La segunda salida al extranjero de mi padre fue a Francia. Se enteró de que en Hendaya podía hacerse con un contrato y cogió de nuevo su maleta. Le ofrecieron un trabajo en la fábrica de la Citroën en París y a mi padre, que en Alemania había trabajado en una fundición aguantando temperaturas casi insoportables, le pareció el trabajo de su vida.
Todo fueron sorpresas agradables para él. El trato era correcto, le pagaban las horas extras, le regalaron una cesta en Navidad y hasta le dieron vales para elegir juguetes para sus hijos. Lo único malo es que se sentía solo. Y eso hizo que dos días antes de Nochebuena, cuando ya llevaba más de diez meses en Francia, se despidiera de la empresa y regresara a mi pueblo. Volvió con una maleta llena de regalos gentileza de la Citroën y con una bolsa que se había encontrado en el Metro.

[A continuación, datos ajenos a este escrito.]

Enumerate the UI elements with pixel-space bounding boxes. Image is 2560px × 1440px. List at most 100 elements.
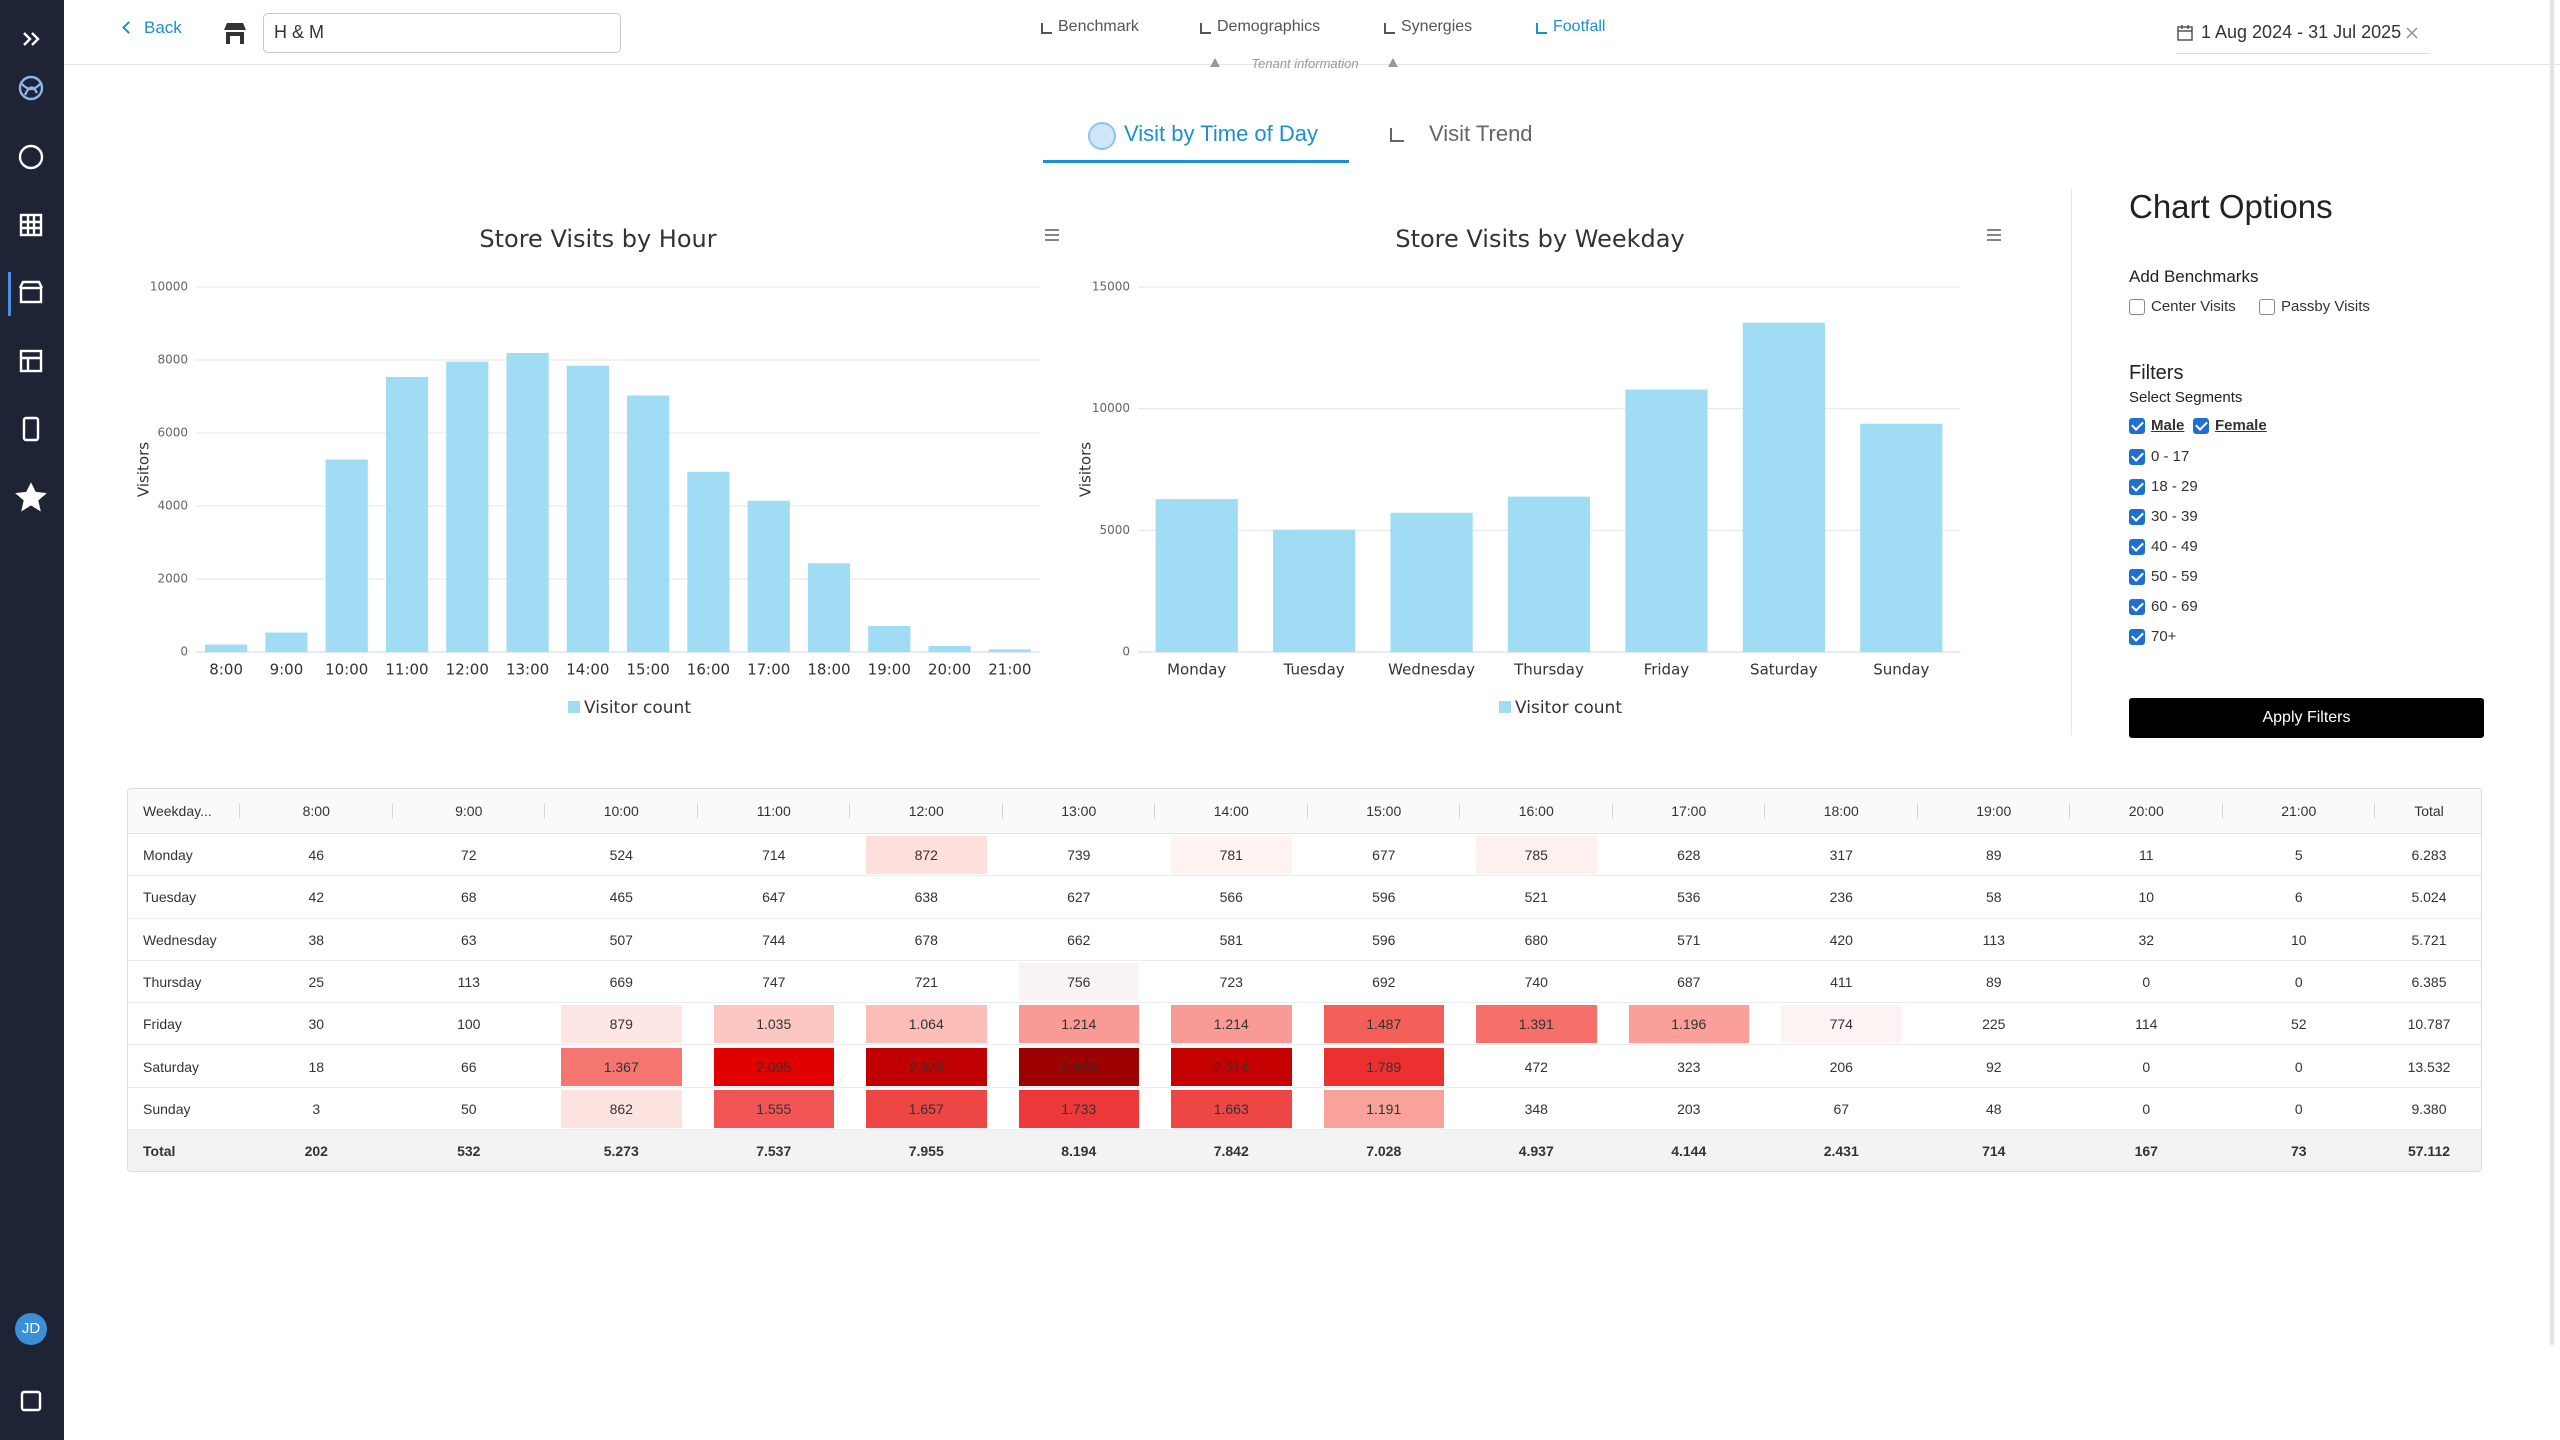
avatar[interactable]: JD xyxy=(15,1313,47,1345)
bar xyxy=(1507,496,1591,652)
options-title: Chart Options xyxy=(2129,188,2333,225)
clear-date[interactable] xyxy=(2405,26,2419,40)
header-cell: 13:00 xyxy=(1061,803,1097,819)
table-cell: 524 xyxy=(609,847,633,863)
tab-icon xyxy=(1088,122,1116,150)
header-separator xyxy=(1154,803,1155,819)
table-header: Weekday... 8:00 9:00 10:00 11:00 12:00 13:00 14… xyxy=(128,789,2481,834)
device-icon[interactable] xyxy=(22,416,40,442)
checkbox[interactable] xyxy=(2259,299,2275,315)
table-cell: 638 xyxy=(914,889,938,906)
apply-button[interactable]: Apply Filters xyxy=(2129,698,2484,738)
back-link[interactable]: Back xyxy=(144,18,182,37)
table-cell: 1.733 xyxy=(1061,1100,1097,1117)
store-nav-icon[interactable] xyxy=(19,286,43,304)
header-cell: 20:00 xyxy=(2128,803,2164,819)
tab[interactable]: Visit by Time of Day xyxy=(1124,121,1318,146)
building-icon[interactable] xyxy=(19,213,43,237)
x-tick-label: Wednesday xyxy=(1388,661,1475,679)
checkbox[interactable] xyxy=(2129,509,2145,525)
active-indicator xyxy=(8,272,11,316)
header-separator xyxy=(391,803,393,819)
table-cell: 1.663 xyxy=(1213,1100,1249,1117)
y-axis-label: Visitors xyxy=(135,442,153,497)
table-cell: 8.194 xyxy=(1061,1143,1097,1160)
table-cell: 680 xyxy=(1524,931,1548,948)
calendar-icon xyxy=(2177,25,2193,41)
table-cell: 872 xyxy=(914,847,938,863)
linkedin-icon[interactable] xyxy=(20,1390,42,1412)
header-cell: 11:00 xyxy=(756,803,791,819)
table-cell: 2.095 xyxy=(756,1058,792,1075)
header-cell: 8:00 xyxy=(302,803,330,819)
checkbox[interactable] xyxy=(2129,479,2145,495)
checkbox[interactable] xyxy=(2129,539,2145,555)
checkbox[interactable] xyxy=(2129,299,2145,315)
logo[interactable] xyxy=(18,75,44,101)
checkbox-label[interactable]: Female xyxy=(2215,417,2267,434)
checkbox-label[interactable]: 50 - 59 xyxy=(2151,568,2198,585)
table-cell: 662 xyxy=(1067,931,1091,948)
table-cell: 46 xyxy=(308,847,325,863)
expand-icon[interactable] xyxy=(23,32,40,46)
table-cell: 714 xyxy=(762,847,786,863)
x-tick-label: 13:00 xyxy=(506,661,549,679)
table-cell: 206 xyxy=(1829,1058,1853,1075)
table-cell: 0 xyxy=(2142,1100,2151,1117)
checkbox-label[interactable]: 0 - 17 xyxy=(2151,448,2190,465)
heat-cell xyxy=(561,1089,682,1128)
table-cell: 669 xyxy=(609,973,633,990)
header-separator xyxy=(2374,803,2375,819)
star-icon[interactable] xyxy=(15,482,47,512)
checkbox-label[interactable]: 18 - 29 xyxy=(2151,478,2198,495)
globe-icon[interactable] xyxy=(18,144,44,170)
table-cell: 225 xyxy=(1982,1016,2006,1033)
nav-item[interactable]: Synergies xyxy=(1401,18,1473,35)
table-cell: 1.789 xyxy=(1366,1058,1402,1075)
date-underline xyxy=(2176,53,2430,54)
checkbox[interactable] xyxy=(2129,569,2145,585)
x-tick-label: 20:00 xyxy=(928,661,971,679)
header-border xyxy=(64,64,2560,65)
table-cell: 687 xyxy=(1677,973,1701,990)
table-cell: Tuesday xyxy=(143,889,197,906)
nav-item[interactable]: Demographics xyxy=(1217,18,1321,35)
nav-item[interactable]: Footfall xyxy=(1553,18,1606,35)
heat-cell xyxy=(1476,836,1597,874)
legend-label: Visitor count xyxy=(1515,698,1622,718)
store-input[interactable]: H & M xyxy=(263,13,621,53)
checkbox-label[interactable]: 60 - 69 xyxy=(2151,598,2198,615)
y-tick-label: 0 xyxy=(180,645,188,659)
tab[interactable]: Visit Trend xyxy=(1429,121,1533,146)
checkbox[interactable] xyxy=(2193,418,2209,434)
checkbox-label[interactable]: 30 - 39 xyxy=(2151,508,2198,525)
checkbox[interactable] xyxy=(2129,629,2145,645)
table-cell: 521 xyxy=(1524,889,1548,906)
table-cell: 411 xyxy=(1830,973,1853,990)
table-cell: 1.657 xyxy=(908,1100,944,1117)
heat-cell xyxy=(1171,1089,1292,1128)
table-cell: 89 xyxy=(1985,847,2002,863)
checkbox[interactable] xyxy=(2129,449,2145,465)
checkbox[interactable] xyxy=(2129,418,2145,434)
nav-item[interactable]: Benchmark xyxy=(1058,18,1139,35)
table-cell: 113 xyxy=(457,973,480,990)
heat-cell xyxy=(1323,1089,1444,1128)
x-tick-label: Sunday xyxy=(1873,661,1929,679)
table-cell: 2.314 xyxy=(1213,1058,1249,1075)
subnav-label[interactable]: Tenant information xyxy=(1251,56,1359,71)
checkbox-label[interactable]: 70+ xyxy=(2151,628,2177,645)
checkbox[interactable] xyxy=(2129,599,2145,615)
table-cell: 785 xyxy=(1524,847,1548,863)
table-cell: 6.283 xyxy=(2411,847,2447,863)
checkbox-label[interactable]: Center Visits xyxy=(2151,298,2236,315)
nav-icon xyxy=(1041,23,1052,34)
date-range[interactable]: 1 Aug 2024 - 31 Jul 2025 xyxy=(2201,22,2402,42)
checkbox-label[interactable]: Passby Visits xyxy=(2281,298,2370,315)
layout-icon[interactable] xyxy=(19,349,43,373)
sidebar-icons xyxy=(8,32,47,1412)
header-cell: 9:00 xyxy=(455,803,483,819)
checkbox-label[interactable]: 40 - 49 xyxy=(2151,538,2198,555)
checkbox-label[interactable]: Male xyxy=(2151,417,2185,434)
table-cell: 1.555 xyxy=(756,1100,792,1117)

Esa bolsa contenía unas medias de cristal, un prendedor para el pelo en forma de mariposa (que todavía conservo), una revista femenina con una página con viñetas de Tintín que durante años me dediqué a traducir sin éxito y una caja de cerillas de madera en forma de zapato con el rascador en el tacón.
Hace apenas unos meses, y sin ningún motivo, pensé que quizás esa bolsa nunca se extravió en el Metro de París.